C’est probablement au niveau de la politique contractuelle qu’on peut le mieux mesurer la perte d’effectivité des règles juridiques et leur hybridation avec des régulations managériales largement autonomes par ailleurs. De fait, la politique contractuelle est bien souvent surdéterminée par les intérêts des directions, laissant ainsi transparaître un glissement du droit d’une fonction normative à une fonction supplétive (Supiot, 2000). Ce glissement signale le recul de la loi face au contrat mais aussi du contrat face aux normes de gestion et à l’occultation de la relation manager-salarié au plan local au profit de la relation actionnaire-manager au niveau global (ou supra-national).

Dans cette zone grise, l’emprise de la double asymétrie de pouvoir sur les institutions du rapport salarial est à son maximum. En France, l’affaiblissement de la notion d’ordre public social avec la multiplication des accords dérogatoires au principe de faveur en sont les principaux symptômes (Supiot, 1994). La relation d’emploi se « délégalise » (Supiot, op. cit.) et le lien de subordination n’est plus suffisamment « maintenu » juridiquement pour soutenir la partie faible signataire du contrat de travail. Dans un tel contexte, les directions ont pour ainsi dire le champ libre pour produire un droit social interne à « jet continu », au plus près des situations de travail mais aussi des attentes individuelles et collectives.

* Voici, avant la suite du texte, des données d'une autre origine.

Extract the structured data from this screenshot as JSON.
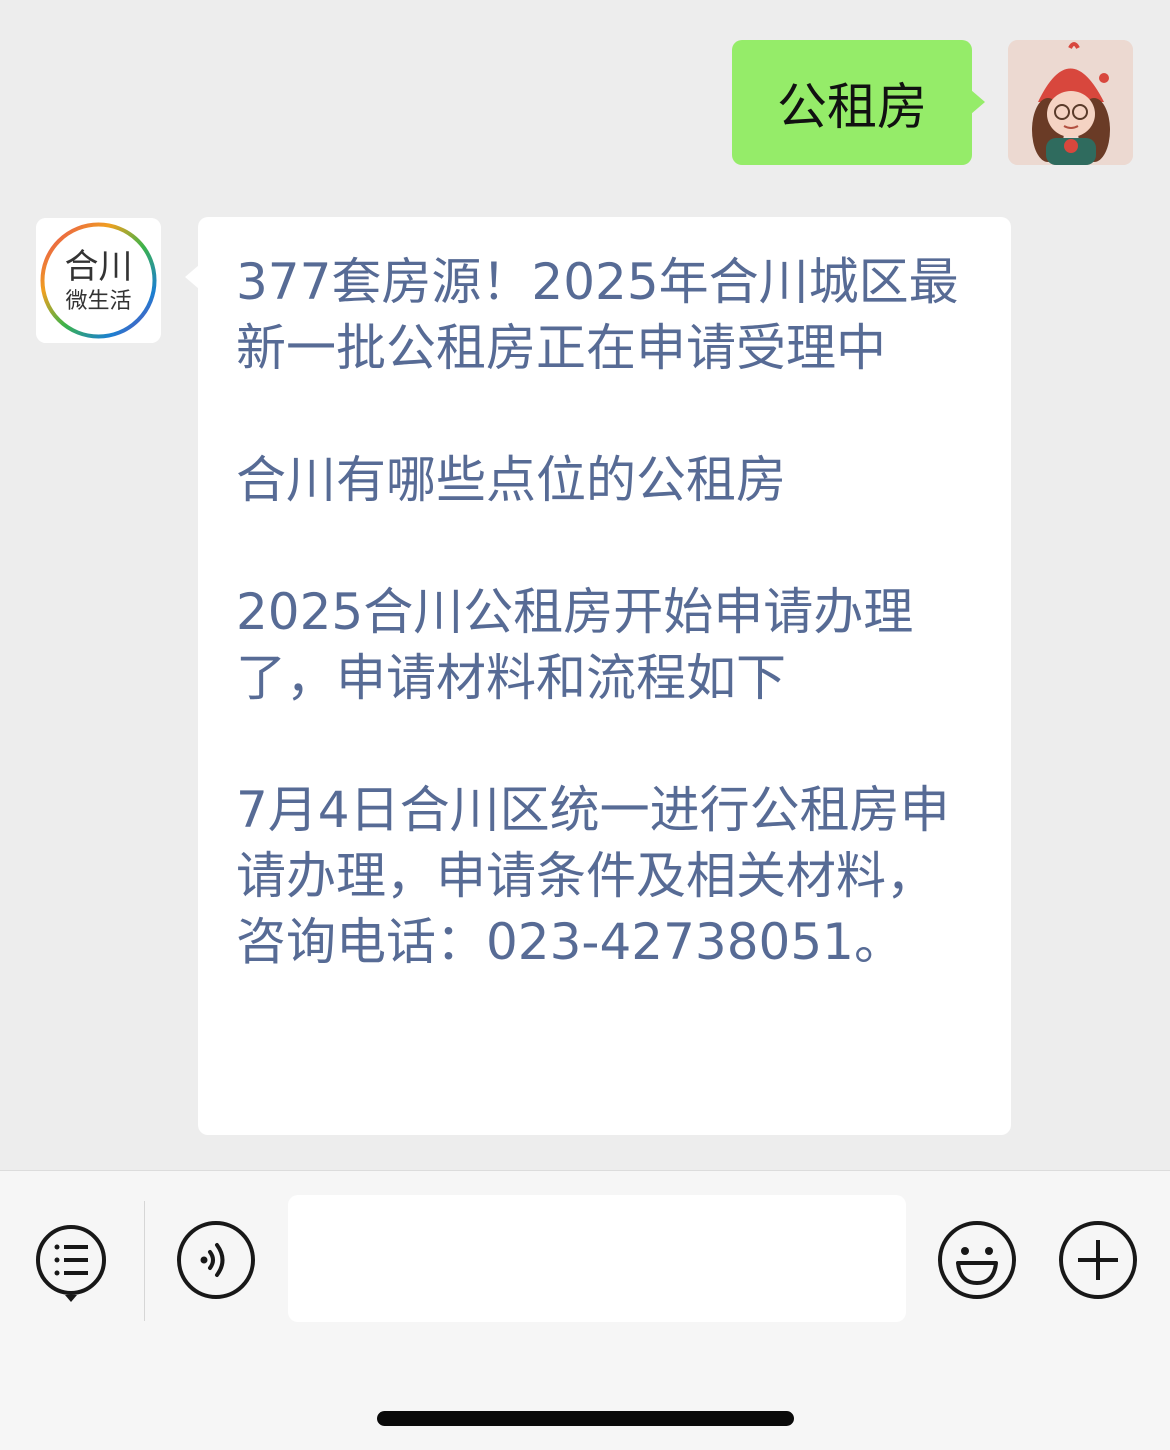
{
  "messages": {
    "outgoing": {
      "text": "公租房"
    },
    "incoming": {
      "logo_text_1": "合川",
      "logo_text_2": "微生活",
      "paragraphs": [
        "377套房源！2025年合川城区最新一批公租房正在申请受理中",
        "合川有哪些点位的公租房",
        "2025合川公租房开始申请办理了，申请材料和流程如下",
        "7月4日合川区统一进行公租房申请办理，申请条件及相关材料，咨询电话：023-42738051。"
      ]
    }
  },
  "input_bar": {
    "menu_icon": "menu-list-icon",
    "voice_icon": "voice-icon",
    "emoji_icon": "emoji-icon",
    "plus_icon": "plus-icon",
    "text_value": ""
  },
  "colors": {
    "outgoing_bubble": "#95ec69",
    "incoming_text": "#576b95",
    "background": "#ededed"
  }
}
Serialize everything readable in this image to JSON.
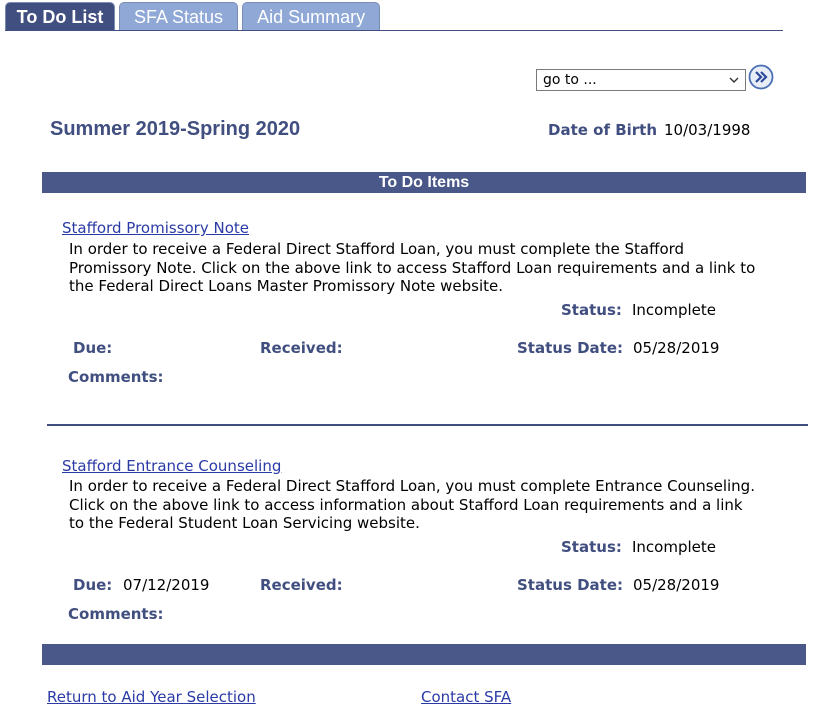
{
  "tabs": [
    {
      "label": "To Do List",
      "active": true
    },
    {
      "label": "SFA Status",
      "active": false
    },
    {
      "label": "Aid Summary",
      "active": false
    }
  ],
  "goto": {
    "selected": "go to ...",
    "go_icon": "double-chevron-right-icon"
  },
  "header": {
    "term": "Summer 2019-Spring 2020",
    "dob_label": "Date of Birth",
    "dob_value": "10/03/1998"
  },
  "section_title": "To Do Items",
  "items": [
    {
      "link": "Stafford Promissory Note",
      "desc": "In order to receive a Federal Direct Stafford Loan, you must complete the Stafford Promissory Note.  Click on the above link to access Stafford Loan requirements and a link to the Federal Direct Loans Master Promissory Note website.",
      "status_label": "Status:",
      "status": "Incomplete",
      "due_label": "Due:",
      "due": "",
      "received_label": "Received:",
      "received": "",
      "status_date_label": "Status Date:",
      "status_date": "05/28/2019",
      "comments_label": "Comments:"
    },
    {
      "link": "Stafford Entrance Counseling",
      "desc": "In order to receive a Federal  Direct Stafford Loan, you must complete  Entrance Counseling.  Click on the above link to access information about Stafford Loan requirements and a link to the Federal Student Loan Servicing website.",
      "status_label": "Status:",
      "status": "Incomplete",
      "due_label": "Due:",
      "due": "07/12/2019",
      "received_label": "Received:",
      "received": "",
      "status_date_label": "Status Date:",
      "status_date": "05/28/2019",
      "comments_label": "Comments:"
    }
  ],
  "footer": {
    "return_link": "Return to Aid Year Selection",
    "contact_link": "Contact SFA"
  },
  "colors": {
    "navy": "#414f80",
    "tab_inactive": "#8fa8d6",
    "link": "#2a3aa6"
  }
}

Pour conclure ces quelques réflexions, nous insisterons sur la valeur heuristique de la notion de zone grise d’emploi. Cette notion donne les moyen de restituer la relation d’emploi dans un « espace de l’entre deux » (Cattaruzza, 2012), c’est-à-dire un espace de relations sociales et de pouvoir faisant la jonction entre le dedans et le dehors de la relation d’emploi. Cette notion permet ainsi d’identifier la nature et le jeu des forces extra-juridiques où s’origine un ordre de régulation sociale et dont la dynamique coexiste, déborde ou prolonge l’espace de régulation légale institué au niveau national.

Autrement dit, la notion de zone grise d’emploi ne saurait être comprise comme un monde chaotique ou sans consistance. Elle se présente au contraire comme le marqueur d’une régulation sociale à part entière, en prise directe sur les politiques d’entreprises et ayant toute sa place comme force motrice d’un processus de recodification de la relation d’emploi. Celle-ci n’est donc pas l’expression d’un ordre ou d’un niveau fictif de régulation mais l’expression dans les faits d’une régulation émergente directement impulsée par les acteurs eux-mêmes dans un contexte historique particulier. Les quelques éléments d’analyse présentés permettent d’en esquisser les contours : il s’agit d’une norme de régulation hybride, transnationale et plurielle du point de vue des sources du droit et dont la conséquence est de favoriser la mise en place d’un régime contractuel directement placé sous la tutelle du management. Nous avons proposé l’expression de « régulation sociale sans compromis » pour caractériser cette forme particulière de régulation (Dieuaide, 2017).